毎年、株主総会が集中する6月。28日には沖縄を除く大手電力9社の株主総会が開催されたが、9社すべてで株主から提出された「脱原発」の提案はことごとく否決スルーされた。株主提案は脱原発に限らずよほどの根回しがないと通らないので毎度のことではあるが、猛暑で電力がひっ迫するこの時期だけに、注目度は異なった。結果、東電の大株主である東京都のトップである小池百合子知事と関電の大株主である大阪市トップの松井一郎市長の振る舞いにSNSでツッコミが入れられることに。
特に小池百合子知事は歴代の東京都知事として初めて株主総会に出席。目立ちたがり屋で知られる彼女だけに、電力問題で日本中が揺れる中、ポイントを稼いで‥‥と行きたかったのだろう。
「小池知事は環境大臣時代にクールビズを流行らせたのが自慢の1つで、コロナでも『3密』や『5つの小』など、ワンフレーズ政治が得意な人。また環境つながりで緑色をイメージジカラーとしているように、脱原発派。そこで都として、『電力の安定供給確保』と『再エネ利用最大化』の文言を盛り込んだ定款の変更を提案しました」(全国紙記者)

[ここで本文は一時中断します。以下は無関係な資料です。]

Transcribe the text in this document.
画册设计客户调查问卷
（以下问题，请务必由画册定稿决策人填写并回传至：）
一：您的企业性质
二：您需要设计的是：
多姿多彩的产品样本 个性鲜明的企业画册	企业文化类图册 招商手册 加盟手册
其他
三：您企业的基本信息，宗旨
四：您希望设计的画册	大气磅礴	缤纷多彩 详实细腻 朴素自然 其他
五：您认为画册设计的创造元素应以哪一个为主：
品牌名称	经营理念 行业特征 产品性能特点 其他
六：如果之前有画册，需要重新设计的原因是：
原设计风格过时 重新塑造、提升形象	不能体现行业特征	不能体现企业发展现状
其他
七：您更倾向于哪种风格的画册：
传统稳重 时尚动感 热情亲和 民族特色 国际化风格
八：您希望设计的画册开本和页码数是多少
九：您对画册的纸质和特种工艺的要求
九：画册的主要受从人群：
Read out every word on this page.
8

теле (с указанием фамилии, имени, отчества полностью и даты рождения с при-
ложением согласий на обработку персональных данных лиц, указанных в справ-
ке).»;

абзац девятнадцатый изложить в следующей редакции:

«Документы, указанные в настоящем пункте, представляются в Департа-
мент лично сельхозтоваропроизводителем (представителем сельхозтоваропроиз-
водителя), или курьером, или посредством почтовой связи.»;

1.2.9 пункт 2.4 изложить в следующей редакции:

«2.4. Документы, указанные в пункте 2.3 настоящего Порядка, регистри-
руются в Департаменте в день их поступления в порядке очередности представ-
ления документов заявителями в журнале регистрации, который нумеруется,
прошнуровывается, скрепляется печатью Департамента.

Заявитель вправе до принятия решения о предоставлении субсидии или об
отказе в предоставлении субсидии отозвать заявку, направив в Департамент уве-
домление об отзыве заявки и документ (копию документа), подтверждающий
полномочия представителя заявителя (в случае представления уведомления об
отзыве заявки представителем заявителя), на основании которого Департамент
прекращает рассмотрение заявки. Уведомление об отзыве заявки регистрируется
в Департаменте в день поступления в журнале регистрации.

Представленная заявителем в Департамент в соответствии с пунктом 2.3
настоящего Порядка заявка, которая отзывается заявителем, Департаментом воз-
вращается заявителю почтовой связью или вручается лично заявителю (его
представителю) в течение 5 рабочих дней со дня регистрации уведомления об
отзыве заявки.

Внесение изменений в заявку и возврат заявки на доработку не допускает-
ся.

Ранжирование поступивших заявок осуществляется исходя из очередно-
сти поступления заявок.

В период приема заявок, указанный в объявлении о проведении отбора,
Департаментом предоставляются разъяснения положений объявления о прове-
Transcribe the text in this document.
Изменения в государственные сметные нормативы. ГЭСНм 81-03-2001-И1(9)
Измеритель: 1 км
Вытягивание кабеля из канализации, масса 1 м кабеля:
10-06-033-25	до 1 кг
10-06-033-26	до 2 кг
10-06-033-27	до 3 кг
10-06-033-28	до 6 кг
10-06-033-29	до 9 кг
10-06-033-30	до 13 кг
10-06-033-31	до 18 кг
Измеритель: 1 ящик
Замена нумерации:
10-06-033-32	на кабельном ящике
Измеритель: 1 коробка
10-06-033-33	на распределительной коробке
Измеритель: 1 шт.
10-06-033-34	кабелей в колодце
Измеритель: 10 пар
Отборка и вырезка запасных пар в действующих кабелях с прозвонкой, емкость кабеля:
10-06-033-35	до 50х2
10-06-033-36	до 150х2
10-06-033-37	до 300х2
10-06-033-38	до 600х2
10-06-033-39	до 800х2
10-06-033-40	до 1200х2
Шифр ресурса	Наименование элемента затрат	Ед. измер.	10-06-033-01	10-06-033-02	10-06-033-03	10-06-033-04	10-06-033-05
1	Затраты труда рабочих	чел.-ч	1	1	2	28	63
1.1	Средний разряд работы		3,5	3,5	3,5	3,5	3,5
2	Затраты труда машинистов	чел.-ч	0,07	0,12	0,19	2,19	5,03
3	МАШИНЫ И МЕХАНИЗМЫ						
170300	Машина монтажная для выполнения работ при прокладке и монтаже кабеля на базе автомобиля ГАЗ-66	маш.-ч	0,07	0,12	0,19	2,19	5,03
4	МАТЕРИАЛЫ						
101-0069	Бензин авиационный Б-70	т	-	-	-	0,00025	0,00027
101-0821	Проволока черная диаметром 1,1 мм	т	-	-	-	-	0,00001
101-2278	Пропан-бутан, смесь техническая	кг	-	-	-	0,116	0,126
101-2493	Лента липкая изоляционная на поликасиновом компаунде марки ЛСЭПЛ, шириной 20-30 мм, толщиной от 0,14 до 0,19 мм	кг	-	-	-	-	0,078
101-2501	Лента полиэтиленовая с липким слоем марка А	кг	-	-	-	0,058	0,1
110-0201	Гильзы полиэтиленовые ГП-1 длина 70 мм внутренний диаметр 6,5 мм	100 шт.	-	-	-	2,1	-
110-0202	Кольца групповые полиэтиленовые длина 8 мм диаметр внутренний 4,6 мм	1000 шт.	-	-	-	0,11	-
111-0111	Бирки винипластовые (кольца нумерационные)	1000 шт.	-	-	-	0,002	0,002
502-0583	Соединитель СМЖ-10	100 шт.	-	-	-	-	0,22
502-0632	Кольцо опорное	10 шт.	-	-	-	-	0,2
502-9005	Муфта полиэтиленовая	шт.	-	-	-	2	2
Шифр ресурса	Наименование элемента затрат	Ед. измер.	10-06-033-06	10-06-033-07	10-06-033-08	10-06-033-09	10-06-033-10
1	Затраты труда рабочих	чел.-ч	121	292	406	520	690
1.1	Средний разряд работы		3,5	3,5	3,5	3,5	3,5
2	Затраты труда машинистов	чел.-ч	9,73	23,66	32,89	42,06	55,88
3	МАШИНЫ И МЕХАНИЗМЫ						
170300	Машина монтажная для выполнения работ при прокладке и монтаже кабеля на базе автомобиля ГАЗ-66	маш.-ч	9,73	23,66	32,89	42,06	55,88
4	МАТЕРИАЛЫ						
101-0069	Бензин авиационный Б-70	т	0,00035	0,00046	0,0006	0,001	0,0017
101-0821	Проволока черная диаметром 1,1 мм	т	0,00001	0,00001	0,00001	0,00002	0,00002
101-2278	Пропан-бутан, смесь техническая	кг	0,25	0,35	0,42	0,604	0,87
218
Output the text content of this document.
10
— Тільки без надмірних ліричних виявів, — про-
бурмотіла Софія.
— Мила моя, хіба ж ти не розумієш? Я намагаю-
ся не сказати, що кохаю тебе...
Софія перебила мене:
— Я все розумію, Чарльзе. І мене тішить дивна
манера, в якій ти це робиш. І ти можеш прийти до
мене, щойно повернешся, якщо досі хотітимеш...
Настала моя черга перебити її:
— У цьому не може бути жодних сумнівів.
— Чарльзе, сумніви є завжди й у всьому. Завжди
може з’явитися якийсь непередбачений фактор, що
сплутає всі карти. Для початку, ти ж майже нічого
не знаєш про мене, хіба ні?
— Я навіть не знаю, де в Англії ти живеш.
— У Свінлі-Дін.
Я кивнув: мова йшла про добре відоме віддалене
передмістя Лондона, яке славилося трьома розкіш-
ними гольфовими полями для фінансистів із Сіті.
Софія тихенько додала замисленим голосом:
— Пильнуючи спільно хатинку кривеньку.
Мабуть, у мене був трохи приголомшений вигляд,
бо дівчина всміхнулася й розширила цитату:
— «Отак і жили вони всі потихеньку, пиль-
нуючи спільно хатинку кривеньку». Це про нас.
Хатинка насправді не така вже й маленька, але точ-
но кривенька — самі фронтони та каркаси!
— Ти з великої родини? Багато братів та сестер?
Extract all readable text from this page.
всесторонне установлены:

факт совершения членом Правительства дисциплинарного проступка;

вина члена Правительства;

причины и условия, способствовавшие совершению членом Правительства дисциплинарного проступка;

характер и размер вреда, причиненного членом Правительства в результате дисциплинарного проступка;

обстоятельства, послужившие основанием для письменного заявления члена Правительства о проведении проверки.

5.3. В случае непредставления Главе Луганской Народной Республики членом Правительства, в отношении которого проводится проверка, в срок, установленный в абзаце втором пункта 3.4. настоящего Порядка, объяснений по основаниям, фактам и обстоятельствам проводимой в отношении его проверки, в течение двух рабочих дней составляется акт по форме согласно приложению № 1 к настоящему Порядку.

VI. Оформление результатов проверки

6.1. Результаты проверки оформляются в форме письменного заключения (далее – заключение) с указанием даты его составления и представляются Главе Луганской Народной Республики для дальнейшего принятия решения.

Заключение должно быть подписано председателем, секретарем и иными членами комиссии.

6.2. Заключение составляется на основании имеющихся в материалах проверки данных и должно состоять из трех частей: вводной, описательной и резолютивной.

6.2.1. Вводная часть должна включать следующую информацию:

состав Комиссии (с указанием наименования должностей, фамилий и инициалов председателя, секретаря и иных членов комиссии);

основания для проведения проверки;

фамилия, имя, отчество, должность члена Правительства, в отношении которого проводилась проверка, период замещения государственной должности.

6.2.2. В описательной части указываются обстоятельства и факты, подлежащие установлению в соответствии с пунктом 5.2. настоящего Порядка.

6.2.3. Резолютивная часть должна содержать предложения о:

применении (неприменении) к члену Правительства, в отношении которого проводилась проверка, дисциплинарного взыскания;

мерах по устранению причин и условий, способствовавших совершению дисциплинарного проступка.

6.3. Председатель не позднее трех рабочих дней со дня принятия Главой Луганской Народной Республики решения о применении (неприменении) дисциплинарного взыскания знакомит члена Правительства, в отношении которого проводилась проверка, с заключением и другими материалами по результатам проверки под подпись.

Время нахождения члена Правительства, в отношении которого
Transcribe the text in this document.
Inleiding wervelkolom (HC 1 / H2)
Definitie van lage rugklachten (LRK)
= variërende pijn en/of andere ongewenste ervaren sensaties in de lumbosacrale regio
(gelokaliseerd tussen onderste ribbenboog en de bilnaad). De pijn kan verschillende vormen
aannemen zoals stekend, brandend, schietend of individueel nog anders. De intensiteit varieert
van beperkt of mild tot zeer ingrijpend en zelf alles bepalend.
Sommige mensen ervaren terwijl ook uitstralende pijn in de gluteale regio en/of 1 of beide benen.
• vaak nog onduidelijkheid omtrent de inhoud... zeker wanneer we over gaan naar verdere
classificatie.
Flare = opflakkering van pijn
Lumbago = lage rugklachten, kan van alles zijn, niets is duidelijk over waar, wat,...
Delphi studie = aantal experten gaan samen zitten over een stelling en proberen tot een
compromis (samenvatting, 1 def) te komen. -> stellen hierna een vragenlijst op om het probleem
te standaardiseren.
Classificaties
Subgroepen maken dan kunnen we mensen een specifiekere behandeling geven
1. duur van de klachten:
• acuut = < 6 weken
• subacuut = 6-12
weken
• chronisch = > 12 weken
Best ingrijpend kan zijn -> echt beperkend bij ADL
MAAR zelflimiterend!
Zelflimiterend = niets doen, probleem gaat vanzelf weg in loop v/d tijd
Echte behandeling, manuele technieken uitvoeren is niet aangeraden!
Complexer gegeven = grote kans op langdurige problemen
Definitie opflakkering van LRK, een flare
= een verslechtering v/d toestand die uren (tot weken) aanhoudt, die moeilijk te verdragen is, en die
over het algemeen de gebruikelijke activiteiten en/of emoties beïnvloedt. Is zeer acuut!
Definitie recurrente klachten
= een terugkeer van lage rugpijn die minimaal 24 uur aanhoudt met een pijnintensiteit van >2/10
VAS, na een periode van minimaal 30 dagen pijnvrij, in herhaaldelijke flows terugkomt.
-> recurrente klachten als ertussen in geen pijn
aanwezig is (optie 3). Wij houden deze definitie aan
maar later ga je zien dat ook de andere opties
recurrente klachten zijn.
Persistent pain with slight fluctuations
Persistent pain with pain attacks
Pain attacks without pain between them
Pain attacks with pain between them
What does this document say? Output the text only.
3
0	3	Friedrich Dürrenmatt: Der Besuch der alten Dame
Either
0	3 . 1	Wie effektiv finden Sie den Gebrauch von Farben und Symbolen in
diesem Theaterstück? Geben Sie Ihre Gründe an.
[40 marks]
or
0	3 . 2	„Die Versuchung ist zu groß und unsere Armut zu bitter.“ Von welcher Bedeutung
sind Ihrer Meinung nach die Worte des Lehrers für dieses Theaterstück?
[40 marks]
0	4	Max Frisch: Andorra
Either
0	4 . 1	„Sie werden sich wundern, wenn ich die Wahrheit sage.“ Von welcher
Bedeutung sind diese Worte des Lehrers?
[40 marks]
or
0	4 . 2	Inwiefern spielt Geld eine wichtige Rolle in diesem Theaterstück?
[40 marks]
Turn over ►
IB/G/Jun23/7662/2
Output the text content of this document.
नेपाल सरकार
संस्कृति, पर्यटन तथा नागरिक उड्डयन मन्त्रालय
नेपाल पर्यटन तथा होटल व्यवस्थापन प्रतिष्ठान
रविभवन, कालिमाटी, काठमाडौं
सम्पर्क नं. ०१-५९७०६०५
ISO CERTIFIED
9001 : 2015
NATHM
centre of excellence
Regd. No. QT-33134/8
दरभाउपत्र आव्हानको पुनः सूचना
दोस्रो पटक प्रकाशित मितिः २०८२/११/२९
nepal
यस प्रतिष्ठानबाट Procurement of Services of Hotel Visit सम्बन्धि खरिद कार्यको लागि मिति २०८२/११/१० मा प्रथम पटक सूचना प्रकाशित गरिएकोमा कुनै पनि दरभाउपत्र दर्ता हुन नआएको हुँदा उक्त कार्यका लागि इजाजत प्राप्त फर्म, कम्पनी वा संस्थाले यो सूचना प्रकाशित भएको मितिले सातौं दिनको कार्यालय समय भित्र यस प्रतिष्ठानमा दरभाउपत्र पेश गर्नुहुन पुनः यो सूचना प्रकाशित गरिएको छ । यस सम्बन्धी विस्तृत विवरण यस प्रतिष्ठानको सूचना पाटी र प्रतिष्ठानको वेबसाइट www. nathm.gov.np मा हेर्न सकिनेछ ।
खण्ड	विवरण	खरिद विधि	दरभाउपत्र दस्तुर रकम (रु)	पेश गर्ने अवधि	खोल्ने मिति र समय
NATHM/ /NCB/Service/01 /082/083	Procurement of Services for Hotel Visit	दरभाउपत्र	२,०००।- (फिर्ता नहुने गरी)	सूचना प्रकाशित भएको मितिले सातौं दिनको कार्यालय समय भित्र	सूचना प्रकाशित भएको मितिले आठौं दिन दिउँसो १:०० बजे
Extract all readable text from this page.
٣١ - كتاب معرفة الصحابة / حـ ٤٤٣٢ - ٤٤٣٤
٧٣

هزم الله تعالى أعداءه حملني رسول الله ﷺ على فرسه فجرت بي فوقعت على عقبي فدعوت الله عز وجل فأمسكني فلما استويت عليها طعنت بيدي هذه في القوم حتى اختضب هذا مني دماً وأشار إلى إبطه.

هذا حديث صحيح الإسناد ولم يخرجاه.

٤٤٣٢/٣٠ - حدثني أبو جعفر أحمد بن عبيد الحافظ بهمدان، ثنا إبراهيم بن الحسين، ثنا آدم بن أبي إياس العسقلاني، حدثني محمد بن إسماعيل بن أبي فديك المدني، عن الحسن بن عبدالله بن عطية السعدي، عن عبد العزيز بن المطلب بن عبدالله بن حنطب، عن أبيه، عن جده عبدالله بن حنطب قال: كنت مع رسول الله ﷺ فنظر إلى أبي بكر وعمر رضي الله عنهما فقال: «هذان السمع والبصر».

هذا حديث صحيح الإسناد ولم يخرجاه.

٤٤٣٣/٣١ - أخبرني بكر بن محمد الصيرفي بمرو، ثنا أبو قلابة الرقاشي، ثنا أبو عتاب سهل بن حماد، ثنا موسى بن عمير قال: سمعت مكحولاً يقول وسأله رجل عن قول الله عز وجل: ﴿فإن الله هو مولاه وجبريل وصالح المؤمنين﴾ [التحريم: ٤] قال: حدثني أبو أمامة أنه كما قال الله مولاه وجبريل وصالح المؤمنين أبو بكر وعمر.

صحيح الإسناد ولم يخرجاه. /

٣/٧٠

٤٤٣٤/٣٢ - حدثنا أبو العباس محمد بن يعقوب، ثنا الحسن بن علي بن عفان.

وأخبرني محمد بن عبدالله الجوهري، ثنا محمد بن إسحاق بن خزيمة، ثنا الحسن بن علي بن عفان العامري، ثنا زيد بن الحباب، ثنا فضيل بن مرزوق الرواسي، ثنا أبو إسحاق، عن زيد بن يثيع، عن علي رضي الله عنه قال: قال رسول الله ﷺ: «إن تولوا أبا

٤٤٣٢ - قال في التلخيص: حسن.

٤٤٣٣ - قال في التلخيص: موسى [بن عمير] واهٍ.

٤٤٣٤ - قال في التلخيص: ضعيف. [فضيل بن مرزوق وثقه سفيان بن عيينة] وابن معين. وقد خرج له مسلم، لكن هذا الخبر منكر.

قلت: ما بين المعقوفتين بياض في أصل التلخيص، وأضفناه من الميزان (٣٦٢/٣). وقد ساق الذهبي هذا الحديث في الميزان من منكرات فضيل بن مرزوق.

ところが、そんなことが出来ていたのなら現状はこんなことになっていないわけで、つまりは理想論の絵空事だ。しかも華麗にスルーされたとあって、SNSでは「子供じみたパフォーマンス」「ド素人か」といった厳しい声が。
その小池知事、最近電力問題では「減らす」「創る」「溜める」の頭文字を取って「HTT」とお得意のワンフレーズを謳っているが、全く浸透していない。
関西では大阪市と京都市、神戸市が関電の大株主なので、3市共同で「水素の活用による脱原発」を提案。そして当然、こちらもスルー。
だが考えてみれば現在の選挙戦、松井一郎日本維新の会代表は原発再稼働を訴えているではないか。
「日本維新の会の公約としては、将来的に原発はフェードアウトという平凡なもの。しかし松井さんはロシアのウクライナ侵攻時から原発再稼働はやむなしとしていて、原子力規制委の審査や地元の同意はクリアしているものの、テロ対策設備の整備が終わっていない関電美浜原発3号機と高浜原発1、2号機を内閣の責任ですぐにも動かすべきとしていました。そしてそのことを踏まえて選挙演説では、私たちに力があれば原発を動かすのにと言って投票を呼び掛けています」(同)
市長としては「脱原発」で日本維新の会代表としては「再稼働」? するとやはりSNSでは「どっちやねん」「意味不明だね」といった声が上がり、選挙前の大事な時期、表と裏の使い分けで嫌われるのは避けたいということか。